Written in the first person, the writing has a unique spirit – our young narrator is funny, deceitful, obsessive, desperate but trying to be cool – all the things we have experienced at one time in our lives when obsession for a person causes you to react out of character and take ridiculous risks. She is also a victim.
We never find out exactly what "the man I want to be with" does, except that he inhabits the art world and within his industry he is cool and famous. We also never find out what the narrator does, except she is a freelancer and seems to be very capable at her job. We discover even less about her boyfriend who is the most stable person in her life. However, she trolls the woman she is "obsessed with,” scrolling through her Instagram, refreshing her page fifteen times a minute and stalking her every move. She is consumed by the posts of expensive art and privileged lifestyle.
When one of the relationships in her life comes to an end, so does the writing – stopping the narrative abruptly which is disconcerting for the reader! The writing inevitably touches on some of the comparisons and frustration of being a woman (vs men). More interestingly, it looks at status and why people in certain professions and backgrounds think they have more status than others. It also looks at the effects of online presence, when ‘the woman I am obsessed with’ takes a break from social media our narrator is adrift and panicked. Many of the chapter headings are memes inviting the reader for their reaction.

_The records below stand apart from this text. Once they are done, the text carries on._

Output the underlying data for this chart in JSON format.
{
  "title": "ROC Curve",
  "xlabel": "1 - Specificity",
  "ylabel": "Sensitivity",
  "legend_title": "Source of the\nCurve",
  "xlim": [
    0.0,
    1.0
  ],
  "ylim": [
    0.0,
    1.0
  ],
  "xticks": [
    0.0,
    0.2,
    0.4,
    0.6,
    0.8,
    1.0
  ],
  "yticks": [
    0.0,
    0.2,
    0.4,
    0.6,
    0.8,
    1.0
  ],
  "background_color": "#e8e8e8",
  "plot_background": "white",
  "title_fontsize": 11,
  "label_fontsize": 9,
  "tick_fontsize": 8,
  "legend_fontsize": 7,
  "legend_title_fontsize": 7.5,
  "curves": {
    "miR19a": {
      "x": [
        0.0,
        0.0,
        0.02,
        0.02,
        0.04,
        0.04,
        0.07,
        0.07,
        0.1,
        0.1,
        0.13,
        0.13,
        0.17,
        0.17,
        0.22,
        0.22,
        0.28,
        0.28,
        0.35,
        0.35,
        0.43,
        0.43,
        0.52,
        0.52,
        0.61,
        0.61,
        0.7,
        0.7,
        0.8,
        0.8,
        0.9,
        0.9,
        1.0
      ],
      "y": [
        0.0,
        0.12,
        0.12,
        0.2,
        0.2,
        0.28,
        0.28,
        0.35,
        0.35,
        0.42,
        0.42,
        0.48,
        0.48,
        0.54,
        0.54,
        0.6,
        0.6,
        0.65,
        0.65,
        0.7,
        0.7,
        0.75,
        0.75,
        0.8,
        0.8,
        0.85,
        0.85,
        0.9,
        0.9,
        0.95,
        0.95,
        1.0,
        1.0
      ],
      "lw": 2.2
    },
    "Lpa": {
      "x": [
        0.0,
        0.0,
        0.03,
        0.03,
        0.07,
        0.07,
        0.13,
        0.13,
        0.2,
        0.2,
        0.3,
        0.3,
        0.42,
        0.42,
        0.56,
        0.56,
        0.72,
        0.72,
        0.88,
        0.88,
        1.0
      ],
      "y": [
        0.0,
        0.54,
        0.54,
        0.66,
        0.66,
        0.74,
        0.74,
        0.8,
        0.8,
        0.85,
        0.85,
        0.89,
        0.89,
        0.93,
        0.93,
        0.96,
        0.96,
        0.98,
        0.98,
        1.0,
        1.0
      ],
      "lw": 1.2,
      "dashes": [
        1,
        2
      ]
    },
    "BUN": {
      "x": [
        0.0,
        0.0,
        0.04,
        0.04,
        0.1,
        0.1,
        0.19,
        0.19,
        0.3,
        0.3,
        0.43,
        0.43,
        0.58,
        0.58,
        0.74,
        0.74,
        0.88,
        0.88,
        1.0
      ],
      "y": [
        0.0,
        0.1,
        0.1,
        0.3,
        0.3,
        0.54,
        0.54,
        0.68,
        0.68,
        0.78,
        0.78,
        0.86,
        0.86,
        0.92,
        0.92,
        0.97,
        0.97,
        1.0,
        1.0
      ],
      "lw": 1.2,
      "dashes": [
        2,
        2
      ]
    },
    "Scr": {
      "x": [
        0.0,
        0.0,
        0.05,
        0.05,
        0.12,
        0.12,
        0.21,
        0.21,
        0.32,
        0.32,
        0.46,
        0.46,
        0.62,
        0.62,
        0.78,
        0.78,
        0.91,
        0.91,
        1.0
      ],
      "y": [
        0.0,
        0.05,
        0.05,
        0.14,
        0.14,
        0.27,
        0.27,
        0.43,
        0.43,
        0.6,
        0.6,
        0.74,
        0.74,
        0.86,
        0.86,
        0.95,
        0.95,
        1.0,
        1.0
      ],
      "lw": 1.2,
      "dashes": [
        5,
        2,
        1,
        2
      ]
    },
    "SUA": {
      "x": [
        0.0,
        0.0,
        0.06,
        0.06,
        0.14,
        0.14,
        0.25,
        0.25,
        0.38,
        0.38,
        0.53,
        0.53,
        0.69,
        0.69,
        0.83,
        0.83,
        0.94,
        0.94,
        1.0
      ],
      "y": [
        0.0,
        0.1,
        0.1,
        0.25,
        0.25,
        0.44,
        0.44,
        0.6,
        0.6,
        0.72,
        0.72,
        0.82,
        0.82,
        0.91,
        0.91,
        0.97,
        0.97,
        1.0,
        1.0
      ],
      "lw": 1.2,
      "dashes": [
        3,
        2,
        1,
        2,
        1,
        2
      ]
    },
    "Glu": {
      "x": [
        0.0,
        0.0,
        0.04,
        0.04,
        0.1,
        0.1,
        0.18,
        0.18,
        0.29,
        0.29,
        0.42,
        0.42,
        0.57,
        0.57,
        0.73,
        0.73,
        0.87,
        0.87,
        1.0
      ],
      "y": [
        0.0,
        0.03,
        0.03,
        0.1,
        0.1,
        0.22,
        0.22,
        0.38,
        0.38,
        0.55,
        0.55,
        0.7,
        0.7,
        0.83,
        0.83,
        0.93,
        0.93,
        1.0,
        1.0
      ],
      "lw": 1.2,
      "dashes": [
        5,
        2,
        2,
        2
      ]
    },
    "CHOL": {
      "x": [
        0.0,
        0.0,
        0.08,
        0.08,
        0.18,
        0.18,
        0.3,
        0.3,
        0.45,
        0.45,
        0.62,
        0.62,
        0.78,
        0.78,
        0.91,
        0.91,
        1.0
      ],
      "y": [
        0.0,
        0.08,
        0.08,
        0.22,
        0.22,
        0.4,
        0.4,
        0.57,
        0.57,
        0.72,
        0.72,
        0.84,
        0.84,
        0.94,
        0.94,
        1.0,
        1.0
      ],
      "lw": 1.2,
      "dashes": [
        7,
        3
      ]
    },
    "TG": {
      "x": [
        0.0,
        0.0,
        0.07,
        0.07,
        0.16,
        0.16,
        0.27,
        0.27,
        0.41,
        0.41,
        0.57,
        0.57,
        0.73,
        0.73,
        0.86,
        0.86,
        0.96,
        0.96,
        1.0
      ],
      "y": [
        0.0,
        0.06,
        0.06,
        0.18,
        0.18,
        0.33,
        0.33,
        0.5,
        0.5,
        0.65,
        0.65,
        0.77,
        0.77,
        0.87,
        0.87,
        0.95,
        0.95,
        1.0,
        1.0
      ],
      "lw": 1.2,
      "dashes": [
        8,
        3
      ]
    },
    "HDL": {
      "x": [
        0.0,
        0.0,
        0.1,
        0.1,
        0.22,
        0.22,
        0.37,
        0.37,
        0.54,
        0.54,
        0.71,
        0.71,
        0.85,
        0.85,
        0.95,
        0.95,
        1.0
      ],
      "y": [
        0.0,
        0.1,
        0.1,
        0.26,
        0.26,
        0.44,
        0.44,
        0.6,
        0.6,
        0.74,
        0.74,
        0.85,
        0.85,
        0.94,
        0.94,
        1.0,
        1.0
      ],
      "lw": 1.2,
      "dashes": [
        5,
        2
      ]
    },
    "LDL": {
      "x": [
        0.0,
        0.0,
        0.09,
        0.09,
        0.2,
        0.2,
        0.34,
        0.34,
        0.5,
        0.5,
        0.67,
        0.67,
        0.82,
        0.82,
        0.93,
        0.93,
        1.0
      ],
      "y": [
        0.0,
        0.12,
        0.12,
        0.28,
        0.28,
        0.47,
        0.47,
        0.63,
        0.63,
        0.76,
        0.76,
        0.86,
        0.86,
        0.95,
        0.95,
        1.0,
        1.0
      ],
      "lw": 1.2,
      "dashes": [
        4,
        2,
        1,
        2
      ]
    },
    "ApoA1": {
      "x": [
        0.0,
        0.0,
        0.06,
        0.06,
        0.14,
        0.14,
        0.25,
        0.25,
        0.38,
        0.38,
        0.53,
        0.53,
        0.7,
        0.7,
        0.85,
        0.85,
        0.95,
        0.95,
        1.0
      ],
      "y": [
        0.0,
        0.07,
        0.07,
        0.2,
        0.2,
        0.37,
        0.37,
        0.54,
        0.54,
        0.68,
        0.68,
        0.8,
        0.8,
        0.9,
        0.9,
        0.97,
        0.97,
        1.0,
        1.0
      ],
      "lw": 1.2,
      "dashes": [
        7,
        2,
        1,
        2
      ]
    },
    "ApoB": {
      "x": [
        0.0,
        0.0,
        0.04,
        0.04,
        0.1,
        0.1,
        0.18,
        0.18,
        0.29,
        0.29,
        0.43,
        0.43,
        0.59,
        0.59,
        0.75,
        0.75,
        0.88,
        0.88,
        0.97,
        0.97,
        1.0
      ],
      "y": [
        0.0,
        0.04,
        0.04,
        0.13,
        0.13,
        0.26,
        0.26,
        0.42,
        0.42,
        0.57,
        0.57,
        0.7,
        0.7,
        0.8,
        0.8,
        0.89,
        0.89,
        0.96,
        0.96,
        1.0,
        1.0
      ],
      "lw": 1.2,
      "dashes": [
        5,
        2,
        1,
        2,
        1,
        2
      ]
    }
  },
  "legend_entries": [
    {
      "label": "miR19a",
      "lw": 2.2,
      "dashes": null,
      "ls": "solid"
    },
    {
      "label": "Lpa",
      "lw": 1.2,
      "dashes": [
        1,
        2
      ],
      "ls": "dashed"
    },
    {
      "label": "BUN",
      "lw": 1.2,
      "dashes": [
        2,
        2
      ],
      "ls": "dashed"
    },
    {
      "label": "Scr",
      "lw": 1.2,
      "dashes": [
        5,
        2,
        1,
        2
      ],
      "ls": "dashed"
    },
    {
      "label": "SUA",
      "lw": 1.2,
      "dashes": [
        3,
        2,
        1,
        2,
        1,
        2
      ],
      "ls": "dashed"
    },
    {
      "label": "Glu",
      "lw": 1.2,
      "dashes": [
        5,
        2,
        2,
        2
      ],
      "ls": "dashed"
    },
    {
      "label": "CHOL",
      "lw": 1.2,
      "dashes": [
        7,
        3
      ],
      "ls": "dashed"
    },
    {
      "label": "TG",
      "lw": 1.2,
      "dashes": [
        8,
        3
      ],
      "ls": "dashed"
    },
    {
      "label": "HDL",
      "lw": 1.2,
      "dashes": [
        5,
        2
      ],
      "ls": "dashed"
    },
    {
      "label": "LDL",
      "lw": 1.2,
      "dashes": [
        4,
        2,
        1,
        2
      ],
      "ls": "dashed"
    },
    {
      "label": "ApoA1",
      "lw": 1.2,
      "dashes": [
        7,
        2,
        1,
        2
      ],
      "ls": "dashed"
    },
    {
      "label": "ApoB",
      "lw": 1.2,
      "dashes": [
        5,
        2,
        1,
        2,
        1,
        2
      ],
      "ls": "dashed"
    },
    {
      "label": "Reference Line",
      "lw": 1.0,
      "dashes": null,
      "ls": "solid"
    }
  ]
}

This read is more likely to appeal to millennials and gen-zers but it also provides a brilliant opportunity to appreciate the protagonist's story as well as recognise her feelings and how she might be blinded by “love” for someone totally unobtainable.
Sheena Patel’s writing is simmering with emotion – the author says her character’s voice is deliberately unapologetic with no filter and that she writes in “in a dream like state”. Patel also writes for TV and Film and you can see ‘I’m a Fan” being adapted for TV.
Published by Rough Trade Books who describe themselves as a publishing venture in the mould of the pioneering independent record label – aiming to bring the same radical spirit to the world of books – this book certainly has a fresh and vibrant feel. If you want to wait for the paperback, it arrives on 2 March.